The science of Humboldt is one thing, poetry is another thing. The poet to-day, notwithstanding all the discoveries of science, and the accumulated learning of mankind, enjoys no advantage over Homer. — Henry David Thoreau

Homer The Poet Quotes By Eva Brann

Did the gods once mingle with humankind, or is Homer a visionary madman, or, what is worse, a mere poet, a maker-up of beautiful falsities, an elegant liar? I shall grapple with that perplexity, only to emerge as I went in, in a cloud of unknowing, if perhaps a little the wiser. — Eva Brann

Homer The Poet Quotes By Edward Bulwer-Lytton, 1st Baron Lytton

Happy indeed the poet of whom, like Orpheus, nothing is known but an immortal name! Happy next, perhaps, the poet of whom, like Homer, nothing is known but the immortal works. The more the merely human part of the poet remains a mystery, the more willing is the reverence given to his divine mission. — Edward Bulwer-Lytton, 1st Baron Lytton

Homer The Poet Quotes By Anne Carson

He came after Homer and before Gertrude Stein, a difficult interval for a poet. — Anne Carson

Homer The Poet Quotes By Marcus Tullius Cicero

There were poets before Homer. — Marcus Tullius Cicero

Homer The Poet Quotes By Jean Le Rond D'Alembert

Thus metaphysics and mathematics are, among all the sciences that belong to reason, those in which imagination has the greatest role.
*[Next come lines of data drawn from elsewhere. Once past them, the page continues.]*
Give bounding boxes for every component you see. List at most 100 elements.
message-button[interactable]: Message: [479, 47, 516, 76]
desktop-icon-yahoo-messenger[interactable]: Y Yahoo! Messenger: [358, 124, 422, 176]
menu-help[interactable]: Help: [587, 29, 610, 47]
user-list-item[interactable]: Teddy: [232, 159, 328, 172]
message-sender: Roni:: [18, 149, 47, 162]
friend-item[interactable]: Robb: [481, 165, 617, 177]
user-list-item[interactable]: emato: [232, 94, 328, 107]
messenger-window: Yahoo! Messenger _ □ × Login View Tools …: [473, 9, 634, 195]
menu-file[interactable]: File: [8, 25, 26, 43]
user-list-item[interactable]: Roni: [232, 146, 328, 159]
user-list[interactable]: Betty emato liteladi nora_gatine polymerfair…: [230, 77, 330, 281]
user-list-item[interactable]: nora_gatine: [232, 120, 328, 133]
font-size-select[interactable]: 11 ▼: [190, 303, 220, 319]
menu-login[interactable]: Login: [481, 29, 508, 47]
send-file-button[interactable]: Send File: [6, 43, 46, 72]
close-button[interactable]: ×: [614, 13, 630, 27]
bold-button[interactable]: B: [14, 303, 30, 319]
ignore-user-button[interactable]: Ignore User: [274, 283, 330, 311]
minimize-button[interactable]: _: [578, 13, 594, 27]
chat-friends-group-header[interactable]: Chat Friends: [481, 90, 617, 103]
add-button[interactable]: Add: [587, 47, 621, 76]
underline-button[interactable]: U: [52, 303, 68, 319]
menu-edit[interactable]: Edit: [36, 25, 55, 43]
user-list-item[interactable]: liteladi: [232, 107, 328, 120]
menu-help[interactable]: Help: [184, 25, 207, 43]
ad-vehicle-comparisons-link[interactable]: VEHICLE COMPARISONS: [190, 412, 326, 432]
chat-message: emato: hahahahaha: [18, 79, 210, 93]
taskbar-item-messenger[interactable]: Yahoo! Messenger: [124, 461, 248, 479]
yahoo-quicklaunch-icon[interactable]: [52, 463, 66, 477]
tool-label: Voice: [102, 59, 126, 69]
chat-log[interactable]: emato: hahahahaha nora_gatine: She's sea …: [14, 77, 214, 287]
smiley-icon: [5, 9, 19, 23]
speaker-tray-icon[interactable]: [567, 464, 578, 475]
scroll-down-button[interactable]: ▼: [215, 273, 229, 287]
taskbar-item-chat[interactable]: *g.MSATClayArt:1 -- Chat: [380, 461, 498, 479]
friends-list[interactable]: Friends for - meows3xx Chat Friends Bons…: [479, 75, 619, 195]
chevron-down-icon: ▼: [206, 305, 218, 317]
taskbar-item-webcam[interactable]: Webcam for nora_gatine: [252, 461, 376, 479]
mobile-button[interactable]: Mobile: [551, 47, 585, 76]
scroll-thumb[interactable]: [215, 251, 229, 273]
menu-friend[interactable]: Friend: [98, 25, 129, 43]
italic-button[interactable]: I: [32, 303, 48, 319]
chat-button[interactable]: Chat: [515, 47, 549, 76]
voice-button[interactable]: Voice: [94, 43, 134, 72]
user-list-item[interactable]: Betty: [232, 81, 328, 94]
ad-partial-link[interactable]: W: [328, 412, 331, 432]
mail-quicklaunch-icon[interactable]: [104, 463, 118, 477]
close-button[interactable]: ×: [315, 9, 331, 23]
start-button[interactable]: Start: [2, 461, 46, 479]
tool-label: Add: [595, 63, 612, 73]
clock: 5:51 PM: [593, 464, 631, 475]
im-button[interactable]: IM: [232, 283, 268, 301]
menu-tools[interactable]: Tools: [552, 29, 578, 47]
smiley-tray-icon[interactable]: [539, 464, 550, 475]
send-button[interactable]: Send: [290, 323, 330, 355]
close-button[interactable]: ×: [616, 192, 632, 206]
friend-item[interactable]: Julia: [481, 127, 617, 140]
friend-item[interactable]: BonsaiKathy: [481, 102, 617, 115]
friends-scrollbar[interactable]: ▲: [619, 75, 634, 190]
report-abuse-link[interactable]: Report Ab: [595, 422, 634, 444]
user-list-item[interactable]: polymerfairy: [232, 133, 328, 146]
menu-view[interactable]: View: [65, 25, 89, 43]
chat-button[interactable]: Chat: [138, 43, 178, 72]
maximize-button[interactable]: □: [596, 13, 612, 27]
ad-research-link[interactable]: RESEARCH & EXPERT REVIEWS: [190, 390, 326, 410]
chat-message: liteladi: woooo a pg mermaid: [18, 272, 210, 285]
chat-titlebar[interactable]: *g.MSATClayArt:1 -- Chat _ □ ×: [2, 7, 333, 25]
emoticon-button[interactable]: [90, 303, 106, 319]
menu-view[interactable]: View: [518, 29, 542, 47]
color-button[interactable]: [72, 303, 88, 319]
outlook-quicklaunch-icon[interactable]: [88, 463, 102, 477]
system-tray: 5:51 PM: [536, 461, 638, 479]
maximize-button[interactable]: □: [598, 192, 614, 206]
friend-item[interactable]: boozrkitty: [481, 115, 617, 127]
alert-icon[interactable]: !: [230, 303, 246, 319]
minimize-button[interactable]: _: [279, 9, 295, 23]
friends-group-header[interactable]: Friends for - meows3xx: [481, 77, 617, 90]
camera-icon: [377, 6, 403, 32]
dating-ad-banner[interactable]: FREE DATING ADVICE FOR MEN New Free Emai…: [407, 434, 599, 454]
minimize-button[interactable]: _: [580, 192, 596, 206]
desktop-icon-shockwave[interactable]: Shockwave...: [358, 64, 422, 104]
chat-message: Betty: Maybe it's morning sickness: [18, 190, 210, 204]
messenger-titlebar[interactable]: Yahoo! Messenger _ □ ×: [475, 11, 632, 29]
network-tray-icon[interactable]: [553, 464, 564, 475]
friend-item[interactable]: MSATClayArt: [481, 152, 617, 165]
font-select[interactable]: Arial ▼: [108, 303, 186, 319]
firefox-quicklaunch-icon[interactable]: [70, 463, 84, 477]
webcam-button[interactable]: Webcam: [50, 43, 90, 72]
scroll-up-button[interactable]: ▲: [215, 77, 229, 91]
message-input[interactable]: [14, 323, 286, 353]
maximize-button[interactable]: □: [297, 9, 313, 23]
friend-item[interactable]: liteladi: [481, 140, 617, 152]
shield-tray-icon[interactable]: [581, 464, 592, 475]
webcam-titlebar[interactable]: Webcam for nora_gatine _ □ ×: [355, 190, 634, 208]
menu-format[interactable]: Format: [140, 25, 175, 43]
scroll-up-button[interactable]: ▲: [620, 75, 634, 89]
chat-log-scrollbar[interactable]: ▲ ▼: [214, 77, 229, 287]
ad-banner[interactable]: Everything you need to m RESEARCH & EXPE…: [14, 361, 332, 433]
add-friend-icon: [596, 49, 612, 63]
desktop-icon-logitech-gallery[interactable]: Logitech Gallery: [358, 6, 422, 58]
I beg pardon of those delicate spirits who are detractors of mathematics for saying this ... The imagination in a mathematician who creates makes no less difference than in a poet who invents ... Of all the great men of antiquity, Archimedes may be the one who most deserves to be placed beside Homer. — Jean Le Rond D'Alembert

Homer The Poet Quotes By Plutarch

Antagoras the poet was boiling a conger, and Antigonus, coming behind him as he was stirring his skillet, said, "Do you think, Antagoras, that Homer boiled congers when he wrote the deeds of Agamemnon?" Antagoras replied, "Do you think, O king, that Agamemnon, when he did such exploits, was a peeping in his army to see who boiled congers? — Plutarch

Homer The Poet Quotes By Plato

Many are the noble words in which poets speak concerning the actions of men; but like yourself when speaking about Homer, they do not speak of them by any rules of art: they are simply inspired to utter that to which the Muse impels them, and that only; and when inspired, one of them will make dithyrambs, another hymns of praise, another choral strains, another epic or iambic verses- and he who is good at one is not good any other kind of verse: for not by art does the poet sing, but by power divine. — Plato

Homer The Poet Quotes By Aristotle.

For even they who compose treatises of medicine or natural philosophy in verse are denominated Poets: yet Homer and Empedocles have nothing in common except their metre; the former, therefore, justly merits the name of the Poet; while the other should rather be called a Physiologist than a Poet. — Aristotle.